UCLA reinstated Klein on June 21, according to the Daily Bruin. He told The College Fix in September that he had re-signed a contract for the academic year. Klein told RealClearEducation on Dec. 7 he doesn’t fear losing his untenured lecturer position under the pretext of COVID-19 budget cuts, because his classes are “quite essential in the curriculum, so the University realistically can’t eliminate them.”

As for subtler forms of retaliation from UCLA, Klein declined to comment as he mulls potential legal action. Klein’s lawyer filed a grievance letter with the university on July 6 alleging several violations of its own policies, such as punishing Klein for “exercising academic freedom,” and seeking compensation for “serious emotional distress and trauma,” “damage to his reputation” and attorney’s fees.

The lecturer requested that UCLA “publicly apologize” to him. UCLA has not yet done so.

Offensive Language in the Classroom

Klein was not the only faculty member to face a UCLA investigation over racial issues in the classroom. Political science lecturer Ajax Peris, an Air Force veteran, read aloud the N-word from Martin Luther King Jr.’s “Letter From Birmingham Jail” and played clips from a documentary that used the racial slur.

Despite Peris issuing an apology for behaving in an “offensive and hurtful” manner, cancelling classes, and making the course final exam completely optional, the university opened an investigation, according to Fox News.

“There is, of course, value in reading literature as it was written, including potentially offensive language,” Peris told RealClearEducation when asked why he used the word in class. “Doing so allows us to explore the reason the language was used by the author and what impact the author intended by using it,” he wrote in an email. “It also allows us to consider why the language is offensive and how the impact of the words may or may not have changed since the writing.”
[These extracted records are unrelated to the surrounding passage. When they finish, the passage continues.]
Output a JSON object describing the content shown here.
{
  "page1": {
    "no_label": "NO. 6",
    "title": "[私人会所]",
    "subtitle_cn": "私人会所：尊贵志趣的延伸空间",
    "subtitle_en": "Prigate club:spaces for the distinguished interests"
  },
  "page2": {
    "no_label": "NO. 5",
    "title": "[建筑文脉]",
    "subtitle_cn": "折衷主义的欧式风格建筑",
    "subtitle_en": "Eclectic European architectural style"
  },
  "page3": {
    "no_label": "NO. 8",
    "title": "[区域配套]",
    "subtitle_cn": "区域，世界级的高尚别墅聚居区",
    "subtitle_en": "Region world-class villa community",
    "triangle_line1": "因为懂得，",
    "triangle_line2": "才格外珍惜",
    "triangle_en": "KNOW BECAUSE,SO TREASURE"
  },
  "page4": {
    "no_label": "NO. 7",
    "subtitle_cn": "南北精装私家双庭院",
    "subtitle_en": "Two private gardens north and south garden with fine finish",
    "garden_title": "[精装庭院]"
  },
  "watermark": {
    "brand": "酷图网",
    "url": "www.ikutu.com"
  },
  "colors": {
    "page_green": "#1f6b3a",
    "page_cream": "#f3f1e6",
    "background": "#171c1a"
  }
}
The 11-year veteran of UCLA declined to comment on his view of the university’s high ranking on the new survey, answer whether he regrets his decision to apologize, or speculate on how secure he feels in his teaching position. He also did not want to discuss how his experience in a military environment compared to UCLA regarding freedom of expression. Despite his run-in with school officials, Peris said he is “proud” to continue to teach at the university.

UCLA law professor and First Amendment expert Eugene Volokh defends the use of racial slurs in a pedagogical context, and defends colleagues who have come under fire for similar transgressions. He defended the academic freedom and free speech rights of Peris and Klein on his blog. (Klein cited an excerpt from Volokh’s blog post in his grievance to the university.)
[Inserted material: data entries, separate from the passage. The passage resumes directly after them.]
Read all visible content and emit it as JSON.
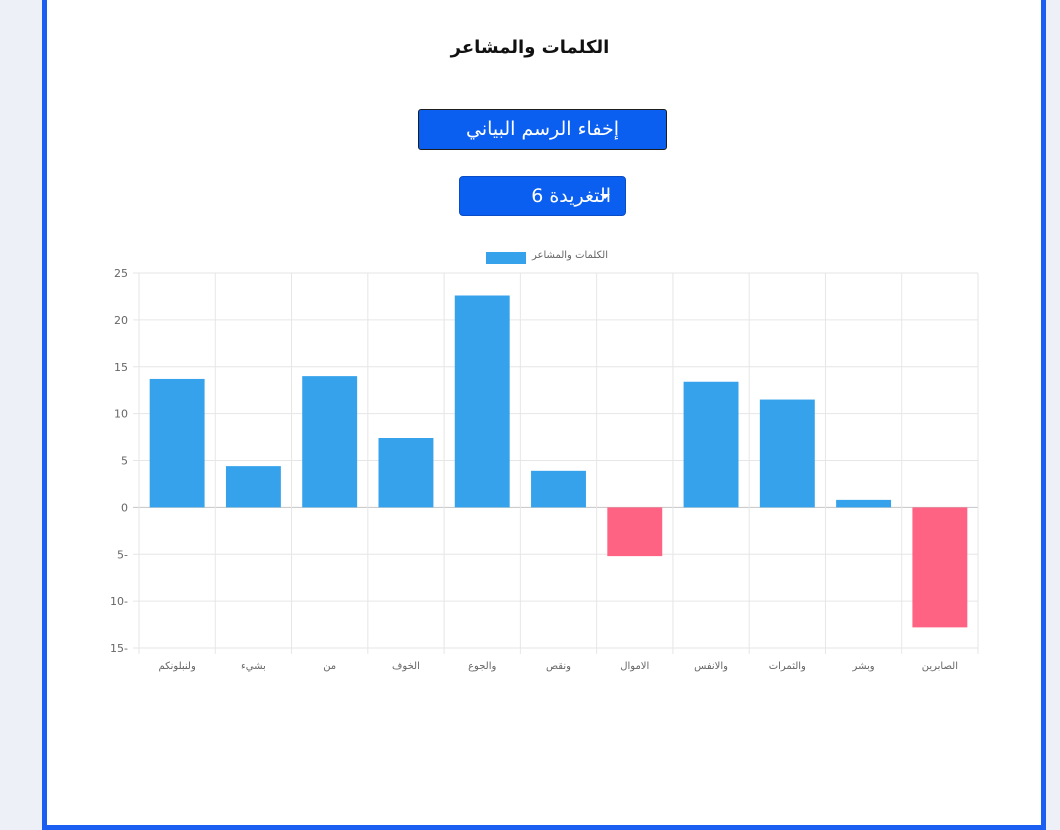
{
  "header": {
    "title": "الكلمات والمشاعر"
  },
  "controls": {
    "toggle_label": "إخفاء الرسم البياني",
    "dropdown_label": "التغريدة 6"
  },
  "colors": {
    "accent": "#0b5ff0",
    "positive": "#36a2eb",
    "negative": "#ff6384",
    "frame": "#1a5ef2"
  },
  "chart_data": {
    "type": "bar",
    "legend": "الكلمات والمشاعر",
    "legend_position": "top",
    "grid": true,
    "ylim": [
      -15,
      25
    ],
    "yticks": [
      25,
      20,
      15,
      10,
      5,
      0,
      -5,
      -10,
      -15
    ],
    "ytick_labels": [
      "25",
      "20",
      "15",
      "10",
      "5",
      "0",
      "5-",
      "10-",
      "15-"
    ],
    "categories": [
      "ولنبلونكم",
      "بشيء",
      "من",
      "الخوف",
      "والجوع",
      "ونقص",
      "الاموال",
      "والانفس",
      "والثمرات",
      "وبشر",
      "الصابرين"
    ],
    "values": [
      13.7,
      4.4,
      14.0,
      7.4,
      22.6,
      3.9,
      -5.2,
      13.4,
      11.5,
      0.8,
      -12.8
    ]
  }
}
“Thankfully, I have only rarely had to defend UCLA untenured professors, because they have only rarely needed defending,” Volokh told RealClearEducation. (He also defended a University of Southern California professor for using a Chinese word that can sound like a racial slur.)
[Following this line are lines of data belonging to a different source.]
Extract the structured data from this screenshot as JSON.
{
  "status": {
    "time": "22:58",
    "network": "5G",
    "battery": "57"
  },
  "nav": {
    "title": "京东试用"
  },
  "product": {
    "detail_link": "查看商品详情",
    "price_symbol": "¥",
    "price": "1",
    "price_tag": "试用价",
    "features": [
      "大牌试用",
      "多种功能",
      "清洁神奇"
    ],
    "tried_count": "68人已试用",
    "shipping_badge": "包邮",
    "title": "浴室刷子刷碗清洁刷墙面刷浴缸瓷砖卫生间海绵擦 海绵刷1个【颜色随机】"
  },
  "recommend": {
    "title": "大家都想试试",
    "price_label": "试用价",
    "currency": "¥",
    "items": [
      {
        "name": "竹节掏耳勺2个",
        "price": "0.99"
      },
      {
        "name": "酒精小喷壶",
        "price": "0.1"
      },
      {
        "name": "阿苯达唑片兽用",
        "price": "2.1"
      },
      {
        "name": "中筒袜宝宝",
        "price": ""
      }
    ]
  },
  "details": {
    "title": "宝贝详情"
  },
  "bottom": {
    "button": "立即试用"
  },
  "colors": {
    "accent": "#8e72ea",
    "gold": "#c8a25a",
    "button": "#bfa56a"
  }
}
Volokh himself experienced minor backlash for using the N-word while discussing the prosecution of University of Connecticut students for shouting racial slurs in a parking lot. That prompted UCLA Law to issue a public apology and criticize Volokh’s pedagogical practices.

According to Volokh, quoting source material accurately is important in all disciplines — not just the study of law. “The university should be a place where people can accurately and fully discuss all facts, with no word being taboo,” Volokh wrote in an email.